For rural and culturally constrained communities, NFE pathways must be extended to higher secondary levels, offering continuity, credibility, and mobility to girls aspiring to overcome barriers to education.
### Curriculum for Livelihoods, Harmony, and Humanity
The current syllabus is cognitively overloaded and socio-politically skewed. At primary and secondary levels, the number of subjects must be drastically reduced, prioritizing comprehension over memorization and relevance over repetition.
Such issues have significantly contributed to a widespread denouncement of education’s value, especially among underserved segments of society where schooling often appears irrelevant to livelihood prospects.
To align learning with future livelihoods, technical content and occupational skills must be embedded across disciplines. The promotion of do-it-yourself (DIY) learning, craftsmanship, repair skills, digital literacy, and entrepreneurial thinking can nurture both competence and confidence.
Equally urgent is the need for life skills education—financial literacy, socialization, hygiene practices, ecological awareness, and civic responsibility. These should replace religiously prescriptive content, which is better cultivated at the household level.
Where religious instruction is retained, it should be reframed as civic ethics rooted in humane, tolerant behaviors and interfaith harmony.
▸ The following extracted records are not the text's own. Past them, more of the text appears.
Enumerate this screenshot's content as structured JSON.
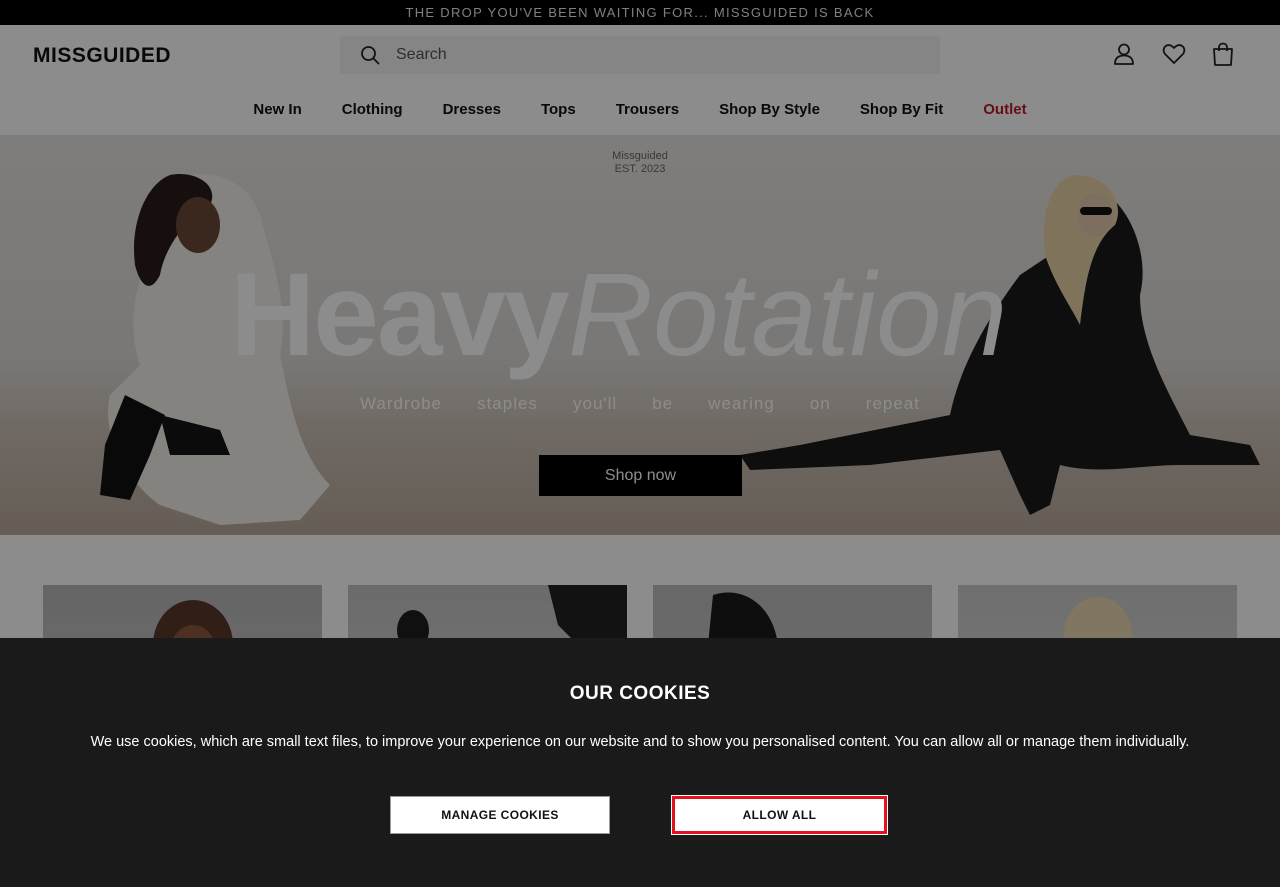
{
  "announcement": "THE DROP YOU'VE BEEN WAITING FOR... MISSGUIDED IS BACK",
  "header": {
    "logo": "MISSGUIDED",
    "search_placeholder": "Search",
    "icons": [
      "user-icon",
      "heart-icon",
      "bag-icon"
    ]
  },
  "nav": {
    "items": [
      {
        "label": "New In"
      },
      {
        "label": "Clothing"
      },
      {
        "label": "Dresses"
      },
      {
        "label": "Tops"
      },
      {
        "label": "Trousers"
      },
      {
        "label": "Shop By Style"
      },
      {
        "label": "Shop By Fit"
      },
      {
        "label": "Outlet"
      }
    ],
    "outlet_color": "#c0182b"
  },
  "hero": {
    "brand": "Missguided",
    "est": "EST. 2023",
    "headline_bold": "Heavy",
    "headline_light": "Rotation",
    "tagline_words": [
      "Wardrobe",
      "staples",
      "you'll",
      "be",
      "wearing",
      "on",
      "repeat"
    ],
    "cta": "Shop now"
  },
  "cookies": {
    "title": "OUR COOKIES",
    "message": "We use cookies, which are small text files, to improve your experience on our website and to show you personalised content. You can allow all or manage them individually.",
    "manage_label": "MANAGE COOKIES",
    "allow_label": "ALLOW ALL",
    "highlight_color": "#e0141c"
  }
}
### A New Political Economy of Learning
Pakistan’s education crisis is not merely a sectoral issue; it is a political economy dilemma rooted in priorities, institutional design, and ideological discomfort with decentralization.
Reform cannot be incremental; it must be structural, beginning with a reassessment of how education is defined and whom it serves.
If Pakistan is to achieve inclusive growth, social stability, and democratic resilience, education must be treated as infrastructure, not charity.
The current system must be reimagined and transformed: privatized at the base, regulated at the core, and liberated from bureaucratic grip.
The child in the village, the teacher in the classroom, and the mother at the doorstep must be woven into a shared story of learning—a story not of quotas and expenditure, but of dignity, autonomy, and aspiration.
Let Pakistan’s next decade of education be not just a revision but a reinvention.